D'autant plus, soulignait-il alors, qu'il n'a pas eu une prise de conscience authentique, ni fait de retour valable sur les événements dramatiques.

Or, mieux comprendre les événements, souligne le Dr André Luyet, chef du département de psychiatrie de l'Hôpital Louis-H.-Lafontaine, lui permettrait de développer d'autres mécanismes de défense, si jamais il se trouvait dans une situation aussi stressante et tendue que celle qui l'a conduit à passer à l'acte.

M. Turcotte avait été jugé non criminellement responsable, ce qui indiquait qu'au moment des faits, il n'était pas capable de juger de ce qu'il faisait, de savoir qu'il faisait le mal. Le diagnostic psychiatrique qui lui a été attribué est un trouble d'adaptation.

Le Dr André Luyet a vu souvent dans sa pratique des personnes souffrant de troubles d'adaptation, mais il précise qu'il est impossible de prévoir que de telles personnes puissent être amenées à un geste comme celui de M. Turcotte.

Le trouble d'adaptation n'est pas une pathologie où il y a une perte de contact avec la réalité comme une psychose.
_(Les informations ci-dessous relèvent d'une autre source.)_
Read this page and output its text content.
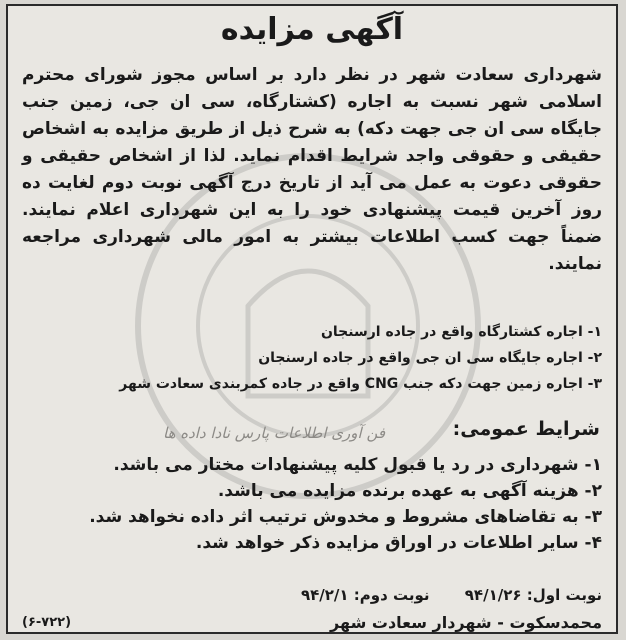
آگهی مزایده
شهرداری سعادت شهر در نظر دارد بر اساس مجوز شورای محترم اسلامی شهر نسبت به اجاره (کشتارگاه، سی ان جی، زمین جنب جایگاه سی ان جی جهت دکه) به شرح ذیل از طریق مزایده به اشخاص حقیقی و حقوقی واجد شرایط اقدام نماید. لذا از اشخاص حقیقی و حقوقی دعوت به عمل می آید از تاریخ درج آگهی نوبت دوم لغایت ده روز آخرین قیمت پیشنهادی خود را به این شهرداری اعلام نمایند. ضمناً جهت کسب اطلاعات بیشتر به امور مالی شهرداری مراجعه نمایند.
۱- اجاره کشتارگاه واقع در جاده ارسنجان
۲- اجاره جایگاه سی ان جی واقع در جاده ارسنجان
۳- اجاره زمین جهت دکه جنب CNG واقع در جاده کمربندی سعادت شهر
شرایط عمومی:
فن آوری اطلاعات پارس نادا داده ها
۱- شهرداری در رد یا قبول کلیه پیشنهادات مختار می باشد.
۲- هزینه آگهی به عهده برنده مزایده می باشد.
۳- به تقاضاهای مشروط و مخدوش ترتیب اثر داده نخواهد شد.
۴- سایر اطلاعات در اوراق مزایده ذکر خواهد شد.
نوبت اول: ۹۴/۱/۲۶ نوبت دوم: ۹۴/۲/۱
محمدسکوت - شهردار سعادت شهر
(۶-۷۲۲)
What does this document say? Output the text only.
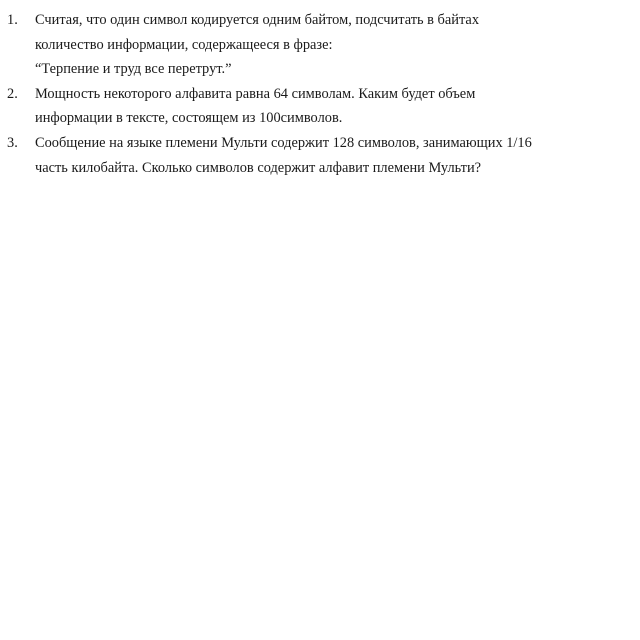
1. Считая, что один символ кодируется одним байтом, подсчитать в байтах
количество информации, содержащееся в фразе:
“Терпение и труд все перетрут.”
2. Мощность некоторого алфавита равна 64 символам. Каким будет объем
информации в тексте, состоящем из 100символов.
3. Сообщение на языке племени Мульти содержит 128 символов, занимающих 1/16
часть килобайта. Сколько символов содержит алфавит племени Мульти?
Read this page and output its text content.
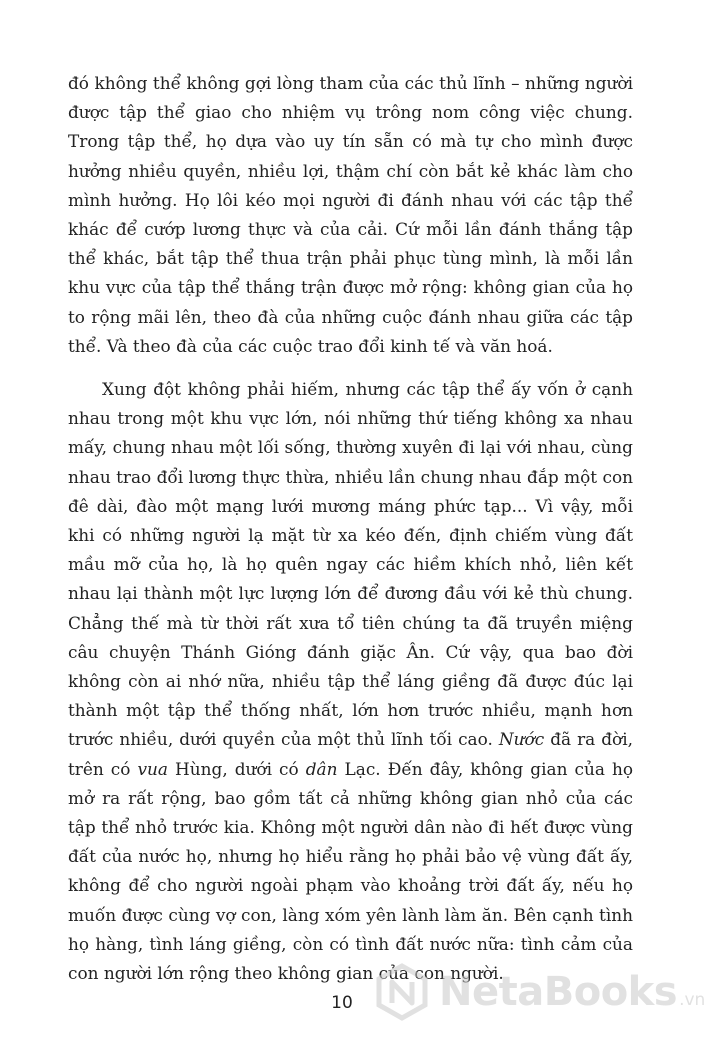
đó không thể không gợi lòng tham của các thủ lĩnh – những người được tập thể giao cho nhiệm vụ trông nom công việc chung. Trong tập thể, họ dựa vào uy tín sẵn có mà tự cho mình được hưởng nhiều quyền, nhiều lợi, thậm chí còn bắt kẻ khác làm cho mình hưởng. Họ lôi kéo mọi người đi đánh nhau với các tập thể khác để cướp lương thực và của cải. Cứ mỗi lần đánh thắng tập thể khác, bắt tập thể thua trận phải phục tùng mình, là mỗi lần khu vực của tập thể thắng trận được mở rộng: không gian của họ to rộng mãi lên, theo đà của những cuộc đánh nhau giữa các tập thể. Và theo đà của các cuộc trao đổi kinh tế và văn hoá.

Xung đột không phải hiếm, nhưng các tập thể ấy vốn ở cạnh nhau trong một khu vực lớn, nói những thứ tiếng không xa nhau mấy, chung nhau một lối sống, thường xuyên đi lại với nhau, cùng nhau trao đổi lương thực thừa, nhiều lần chung nhau đắp một con đê dài, đào một mạng lưới mương máng phức tạp... Vì vậy, mỗi khi có những người lạ mặt từ xa kéo đến, định chiếm vùng đất mầu mỡ của họ, là họ quên ngay các hiềm khích nhỏ, liên kết nhau lại thành một lực lượng lớn để đương đầu với kẻ thù chung. Chẳng thế mà từ thời rất xưa tổ tiên chúng ta đã truyền miệng câu chuyện Thánh Gióng đánh giặc Ân. Cứ vậy, qua bao đời không còn ai nhớ nữa, nhiều tập thể láng giềng đã được đúc lại thành một tập thể thống nhất, lớn hơn trước nhiều, mạnh hơn trước nhiều, dưới quyền của một thủ lĩnh tối cao. Nước đã ra đời, trên có vua Hùng, dưới có dân Lạc. Đến đây, không gian của họ mở ra rất rộng, bao gồm tất cả những không gian nhỏ của các tập thể nhỏ trước kia. Không một người dân nào đi hết được vùng đất của nước họ, nhưng họ hiểu rằng họ phải bảo vệ vùng đất ấy, không để cho người ngoài phạm vào khoảng trời đất ấy, nếu họ muốn được cùng vợ con, làng xóm yên lành làm ăn. Bên cạnh tình họ hàng, tình láng giềng, còn có tình đất nước nữa: tình cảm của con người lớn rộng theo không gian của con người.

10 NetaBooks .vn
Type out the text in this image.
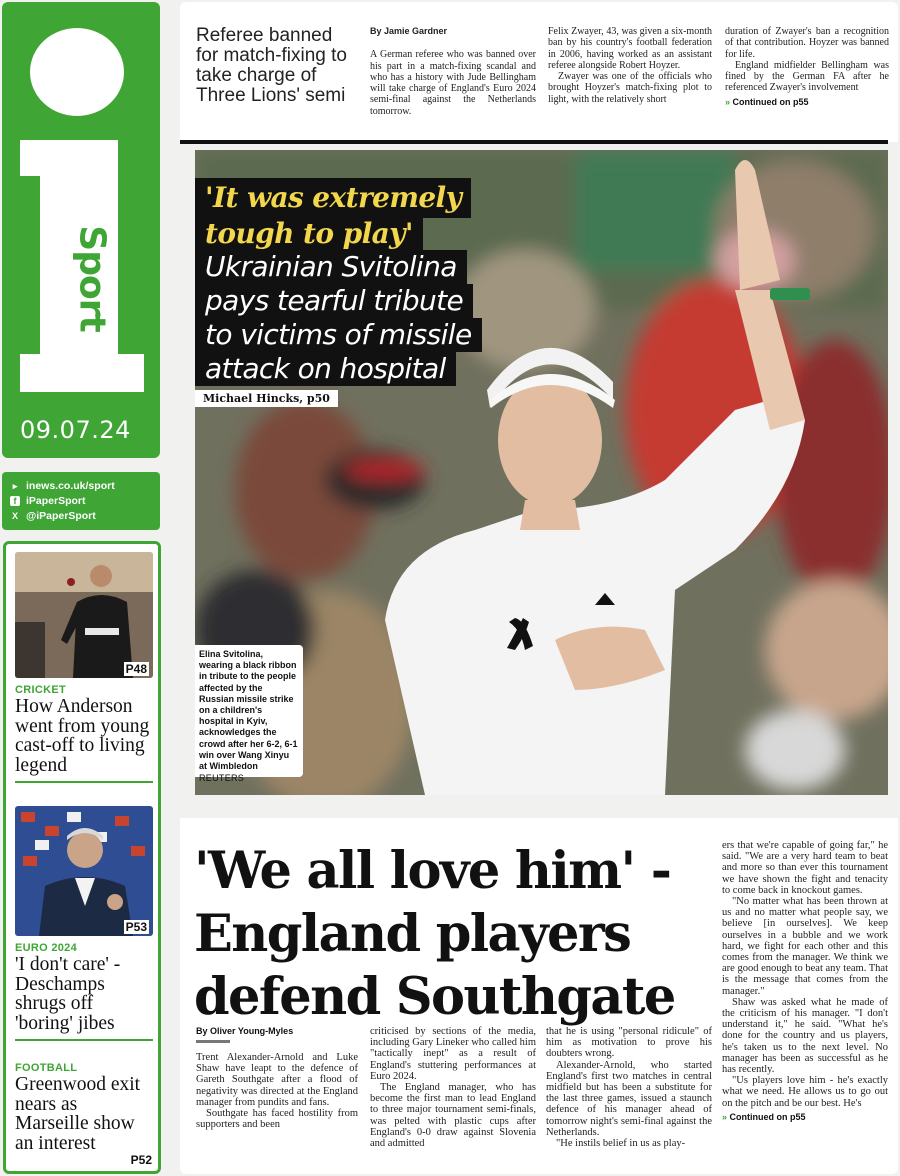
Sport
09.07.24
▸ inews.co.uk/sport
f iPaperSport
X @iPaperSport
P48
CRICKET
How Anderson went from young cast-off to living legend
P53
EURO 2024
'I don't care' - Deschamps shrugs off 'boring' jibes
FOOTBALL
Greenwood exit nears as Marseille show an interest
P52
Referee banned for match-fixing to take charge of Three Lions' semi
By Jamie Gardner

A German referee who was banned over his part in a match-fixing scandal and who has a history with Jude Bellingham will take charge of England's Euro 2024 semi-final against the Netherlands tomorrow.

Felix Zwayer, 43, was given a six-month ban by his country's football federation in 2006, having worked as an assistant referee alongside Robert Hoyzer.

Zwayer was one of the officials who brought Hoyzer's match-fixing plot to light, with the relatively short

duration of Zwayer's ban a recognition of that contribution. Hoyzer was banned for life.

England midfielder Bellingham was fined by the German FA after he referenced Zwayer's involvement

» Continued on p55
'It was extremely
tough to play'
Ukrainian Svitolina
pays tearful tribute
to victims of missile
attack on hospital
Michael Hincks, p50
Elina Svitolina, wearing a black ribbon in tribute to the people affected by the Russian missile strike on a children's hospital in Kyiv, acknowledges the crowd after her 6-2, 6-1 win over Wang Xinyu at Wimbledon
REUTERS
'We all love him' - England players defend Southgate
By Oliver Young-Myles

Trent Alexander-Arnold and Luke Shaw have leapt to the defence of Gareth Southgate after a flood of negativity was directed at the England manager from pundits and fans.

Southgate has faced hostility from supporters and been

criticised by sections of the media, including Gary Lineker who called him "tactically inept" as a result of England's stuttering performances at Euro 2024.

The England manager, who has become the first man to lead England to three major tournament semi-finals, was pelted with plastic cups after England's 0-0 draw against Slovenia and admitted

that he is using "personal ridicule" of him as motivation to prove his doubters wrong.

Alexander-Arnold, who started England's first two matches in central midfield but has been a substitute for the last three games, issued a staunch defence of his manager ahead of tomorrow night's semi-final against the Netherlands.

"He instils belief in us as play-

ers that we're capable of going far," he said. "We are a very hard team to beat and more so than ever this tournament we have shown the fight and tenacity to come back in knockout games.

"No matter what has been thrown at us and no matter what people say, we believe [in ourselves]. We keep ourselves in a bubble and we work hard, we fight for each other and this comes from the manager. We think we are good enough to beat any team. That is the message that comes from the manager."

Shaw was asked what he made of the criticism of his manager. "I don't understand it," he said. "What he's done for the country and us players, he's taken us to the next level. No manager has been as successful as he has recently.

"Us players love him - he's exactly what we need. He allows us to go out on the pitch and be our best. He's

» Continued on p55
Il est suscité par des événements fortement stressants auxquels un individu ne parvient pas à s'adapter.

C'est la durée et l'intensité du trouble qui sont déterminantes pour évaluer s'il y a un trouble d'adaptation, marqué par de l'anxiété, de la tristesse et des signes dépressifs.

M. Turcotte a donc souffert de ce trouble, au moment des faits dramatiques, mais n'en souffrait plus après.

La Commission d'examen des troubles mentaux

Bien que le verdict de non-responsabilité criminelle rendu lors du procès de Guy Turcotte ait provoqué une importante vague d'indignation dans la population, il faut savoir que la Commission d'examen des troubles mentaux n'a pas le pouvoir ni le mandat de revoir le verdict qui a été prononcé à l'issue du procès du Guy Turcotte.

La Commission des troubles mentaux se compose de cinq juges administratifs : deux avocats, deux psychiatres et un travailleur social.

Son rôle se limite essentiellement à évaluer si le patient est apte à fonctionner en société, s'il ne représente pas de danger pour la population et, le cas échéant, de quel type d'internement et de soins il a besoin.

Par ailleurs, la décision des commissaires n'a pas besoin d'être unanime pour s'appliquer. Elle doit cependant être expliquée par écrit.

Selon la loi, les commissaires ont droit à la dissidence, mais la décision qu'ils rendront doit tout de même recueillir l'assentiment de la majorité d'entre eux.